These expansion activities should complement the company’s objective to localize high-tech repairs and combine them in one roof for the Saudi defense ministry, which is a major customer, CEO Abdullah Al-Omari told Arab News.
Instead of sending aircraft engines and engines modules overseas for further servicing, thus take up more time before military assets return to actual service, localization not only cuts the turn-around period but also reduces Saudi government spending for the repairs.
“We have accomplished more than 1,600 engine and engine modules [since 2001, they] have been maintained totally in Saudi Arabia,” Al-Omari said at the sidelines of the Dubai Airshow. “The engines consume 45 percent of what you spend on aircraft.”
The company works on 150 to 160 engines and engine modules every year.
MEPC is the first specialized MRO (maintenance, repair and overhaul) company operating in the Middle East, according to its website.
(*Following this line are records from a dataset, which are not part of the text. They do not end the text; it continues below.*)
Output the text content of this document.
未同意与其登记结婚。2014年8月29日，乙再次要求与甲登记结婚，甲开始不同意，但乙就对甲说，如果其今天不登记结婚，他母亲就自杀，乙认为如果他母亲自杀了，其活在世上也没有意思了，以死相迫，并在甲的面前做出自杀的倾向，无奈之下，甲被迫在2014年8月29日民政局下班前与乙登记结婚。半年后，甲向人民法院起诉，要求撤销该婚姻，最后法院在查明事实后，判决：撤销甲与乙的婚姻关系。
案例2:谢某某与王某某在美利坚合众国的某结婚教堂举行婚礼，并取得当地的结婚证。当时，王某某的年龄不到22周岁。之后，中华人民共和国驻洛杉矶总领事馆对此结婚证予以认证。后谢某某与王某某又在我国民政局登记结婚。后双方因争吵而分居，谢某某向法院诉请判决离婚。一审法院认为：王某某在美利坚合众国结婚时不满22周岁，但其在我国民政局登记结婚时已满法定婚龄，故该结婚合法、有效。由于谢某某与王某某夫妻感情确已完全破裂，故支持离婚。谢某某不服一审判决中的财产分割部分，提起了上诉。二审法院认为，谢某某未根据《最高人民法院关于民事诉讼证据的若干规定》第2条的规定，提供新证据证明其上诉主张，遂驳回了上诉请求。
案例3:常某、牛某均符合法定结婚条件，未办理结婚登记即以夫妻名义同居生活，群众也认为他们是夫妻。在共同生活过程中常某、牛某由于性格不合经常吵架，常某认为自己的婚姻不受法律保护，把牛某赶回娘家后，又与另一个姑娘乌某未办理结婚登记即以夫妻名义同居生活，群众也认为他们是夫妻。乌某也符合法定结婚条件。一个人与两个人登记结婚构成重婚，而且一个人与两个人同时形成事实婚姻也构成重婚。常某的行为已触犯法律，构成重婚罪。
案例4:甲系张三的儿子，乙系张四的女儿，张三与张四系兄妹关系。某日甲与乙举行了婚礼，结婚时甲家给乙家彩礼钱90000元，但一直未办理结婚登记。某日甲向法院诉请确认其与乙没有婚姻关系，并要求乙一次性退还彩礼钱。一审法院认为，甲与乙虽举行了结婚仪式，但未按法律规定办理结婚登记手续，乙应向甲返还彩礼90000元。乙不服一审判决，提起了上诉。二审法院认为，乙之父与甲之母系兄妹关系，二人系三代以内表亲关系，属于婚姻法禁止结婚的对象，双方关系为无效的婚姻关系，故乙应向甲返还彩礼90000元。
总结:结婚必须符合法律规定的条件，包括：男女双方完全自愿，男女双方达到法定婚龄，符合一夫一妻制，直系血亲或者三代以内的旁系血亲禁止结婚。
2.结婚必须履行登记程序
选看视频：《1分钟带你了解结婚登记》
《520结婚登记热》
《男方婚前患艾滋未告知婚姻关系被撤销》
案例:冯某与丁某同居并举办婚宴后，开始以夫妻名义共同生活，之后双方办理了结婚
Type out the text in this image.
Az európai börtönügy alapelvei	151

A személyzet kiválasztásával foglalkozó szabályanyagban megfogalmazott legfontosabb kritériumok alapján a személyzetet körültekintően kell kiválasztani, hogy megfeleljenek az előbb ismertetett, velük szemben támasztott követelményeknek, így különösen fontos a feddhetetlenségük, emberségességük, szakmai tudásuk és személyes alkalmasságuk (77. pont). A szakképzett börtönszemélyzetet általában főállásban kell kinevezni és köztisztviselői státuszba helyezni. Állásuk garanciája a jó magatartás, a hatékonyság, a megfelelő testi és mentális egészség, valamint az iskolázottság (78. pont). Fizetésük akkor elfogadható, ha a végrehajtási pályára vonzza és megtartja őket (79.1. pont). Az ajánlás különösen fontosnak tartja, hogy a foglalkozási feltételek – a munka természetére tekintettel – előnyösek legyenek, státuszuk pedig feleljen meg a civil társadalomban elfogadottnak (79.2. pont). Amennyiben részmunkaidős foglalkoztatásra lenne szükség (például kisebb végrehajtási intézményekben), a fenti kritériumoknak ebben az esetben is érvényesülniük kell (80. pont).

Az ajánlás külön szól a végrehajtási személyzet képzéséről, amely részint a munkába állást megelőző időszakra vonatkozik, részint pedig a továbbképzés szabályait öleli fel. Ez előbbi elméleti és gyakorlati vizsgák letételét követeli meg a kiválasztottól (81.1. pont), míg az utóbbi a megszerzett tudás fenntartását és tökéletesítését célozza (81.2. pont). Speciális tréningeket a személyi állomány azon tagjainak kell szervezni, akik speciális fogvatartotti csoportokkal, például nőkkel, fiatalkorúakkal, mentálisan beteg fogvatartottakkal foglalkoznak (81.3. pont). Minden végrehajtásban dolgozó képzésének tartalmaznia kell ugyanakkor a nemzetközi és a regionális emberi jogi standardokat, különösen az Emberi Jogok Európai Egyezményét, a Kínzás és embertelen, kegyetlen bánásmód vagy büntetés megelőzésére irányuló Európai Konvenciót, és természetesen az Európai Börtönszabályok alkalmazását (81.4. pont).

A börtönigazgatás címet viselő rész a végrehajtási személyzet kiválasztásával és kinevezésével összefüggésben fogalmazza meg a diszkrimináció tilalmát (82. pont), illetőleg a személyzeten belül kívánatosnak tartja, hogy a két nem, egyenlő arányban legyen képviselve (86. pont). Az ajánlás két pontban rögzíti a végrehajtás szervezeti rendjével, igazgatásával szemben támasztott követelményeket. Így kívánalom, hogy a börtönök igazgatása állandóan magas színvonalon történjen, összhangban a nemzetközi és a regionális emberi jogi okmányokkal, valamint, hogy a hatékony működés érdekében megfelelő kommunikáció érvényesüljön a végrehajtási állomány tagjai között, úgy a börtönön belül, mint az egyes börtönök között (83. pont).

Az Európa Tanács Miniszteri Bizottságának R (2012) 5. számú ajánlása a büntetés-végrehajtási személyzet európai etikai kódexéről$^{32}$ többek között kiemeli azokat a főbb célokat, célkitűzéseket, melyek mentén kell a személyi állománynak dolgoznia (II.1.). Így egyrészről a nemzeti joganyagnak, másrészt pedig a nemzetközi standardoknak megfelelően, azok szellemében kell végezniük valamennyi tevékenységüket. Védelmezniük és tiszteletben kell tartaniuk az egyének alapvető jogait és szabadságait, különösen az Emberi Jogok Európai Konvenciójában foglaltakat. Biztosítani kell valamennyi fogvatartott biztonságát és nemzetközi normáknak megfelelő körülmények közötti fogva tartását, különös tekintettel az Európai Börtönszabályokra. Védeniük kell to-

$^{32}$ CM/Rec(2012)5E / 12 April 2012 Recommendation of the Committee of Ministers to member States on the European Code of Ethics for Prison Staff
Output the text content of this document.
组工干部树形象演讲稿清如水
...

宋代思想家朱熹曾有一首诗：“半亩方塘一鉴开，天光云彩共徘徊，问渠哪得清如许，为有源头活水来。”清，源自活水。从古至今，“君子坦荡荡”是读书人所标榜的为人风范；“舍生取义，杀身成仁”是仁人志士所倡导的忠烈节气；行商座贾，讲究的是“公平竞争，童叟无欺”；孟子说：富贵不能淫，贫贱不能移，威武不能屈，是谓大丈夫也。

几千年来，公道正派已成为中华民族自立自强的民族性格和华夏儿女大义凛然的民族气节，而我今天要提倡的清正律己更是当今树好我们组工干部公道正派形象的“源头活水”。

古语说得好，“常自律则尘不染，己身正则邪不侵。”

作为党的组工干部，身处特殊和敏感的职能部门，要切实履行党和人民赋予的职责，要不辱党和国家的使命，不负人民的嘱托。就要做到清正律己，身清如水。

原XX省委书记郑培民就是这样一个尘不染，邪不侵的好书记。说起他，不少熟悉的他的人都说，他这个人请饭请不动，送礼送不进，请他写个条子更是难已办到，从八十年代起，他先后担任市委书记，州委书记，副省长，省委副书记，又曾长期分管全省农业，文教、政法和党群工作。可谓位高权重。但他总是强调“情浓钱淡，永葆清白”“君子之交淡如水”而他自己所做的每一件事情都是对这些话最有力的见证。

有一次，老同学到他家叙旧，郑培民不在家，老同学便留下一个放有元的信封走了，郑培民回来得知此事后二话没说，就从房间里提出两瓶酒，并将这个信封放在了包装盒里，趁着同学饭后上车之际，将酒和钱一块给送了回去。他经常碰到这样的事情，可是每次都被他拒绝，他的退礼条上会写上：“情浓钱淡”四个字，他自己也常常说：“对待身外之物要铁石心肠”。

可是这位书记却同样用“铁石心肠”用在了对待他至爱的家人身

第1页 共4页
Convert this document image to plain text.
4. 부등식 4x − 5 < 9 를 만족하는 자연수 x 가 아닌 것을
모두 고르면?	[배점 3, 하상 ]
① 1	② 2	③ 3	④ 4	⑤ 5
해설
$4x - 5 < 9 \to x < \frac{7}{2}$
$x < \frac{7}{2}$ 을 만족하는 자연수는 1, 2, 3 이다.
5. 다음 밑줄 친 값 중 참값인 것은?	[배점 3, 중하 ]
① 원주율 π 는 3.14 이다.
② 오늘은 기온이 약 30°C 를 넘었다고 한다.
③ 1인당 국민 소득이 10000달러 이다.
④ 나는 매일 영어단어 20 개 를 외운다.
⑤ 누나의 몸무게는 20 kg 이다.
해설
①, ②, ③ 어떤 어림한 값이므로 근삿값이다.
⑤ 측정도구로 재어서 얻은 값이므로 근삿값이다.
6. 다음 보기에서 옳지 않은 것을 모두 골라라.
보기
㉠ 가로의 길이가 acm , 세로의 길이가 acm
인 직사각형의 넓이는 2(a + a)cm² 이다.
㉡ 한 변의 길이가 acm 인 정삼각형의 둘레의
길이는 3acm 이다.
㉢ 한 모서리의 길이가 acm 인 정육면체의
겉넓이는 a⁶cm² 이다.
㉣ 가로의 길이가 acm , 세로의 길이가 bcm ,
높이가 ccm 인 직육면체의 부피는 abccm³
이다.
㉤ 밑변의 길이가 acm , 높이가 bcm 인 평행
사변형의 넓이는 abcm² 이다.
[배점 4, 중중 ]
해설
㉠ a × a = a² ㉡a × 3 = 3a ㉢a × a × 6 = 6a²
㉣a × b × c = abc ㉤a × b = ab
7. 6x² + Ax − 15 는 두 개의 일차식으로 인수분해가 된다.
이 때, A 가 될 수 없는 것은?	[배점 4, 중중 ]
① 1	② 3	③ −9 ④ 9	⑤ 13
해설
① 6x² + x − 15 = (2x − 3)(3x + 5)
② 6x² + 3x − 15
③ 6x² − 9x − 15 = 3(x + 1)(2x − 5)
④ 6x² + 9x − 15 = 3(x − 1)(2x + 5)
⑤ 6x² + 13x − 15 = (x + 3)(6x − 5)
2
It has invested over $26 million during the previous two years for the localization of its MRO services.
“We used to send these parts to outside, it takes 6 months to 24 months sometimes … in case of the Apache engines, minimum turn around is 24 months,” Al-Omari said, but their localization efforts have greatly improved their capability by cutting the turn-around period to only 150 days.
The speed at which MEPC is able to repair engines and modules, boosts the readiness of Saudi military, Al-Omari added.
The company is in talks with major defense contractors, including Honeywell for the Abrams talks and GE T700 engines, for possible tie-ups to further improve their capability, he said.
“Currently there is a potential with the Kuwait army to provide them with similar services [being delivered to the Saudi defense ministry],” Al-Omari said, and expects that cooperation would start “within the next two years or so.”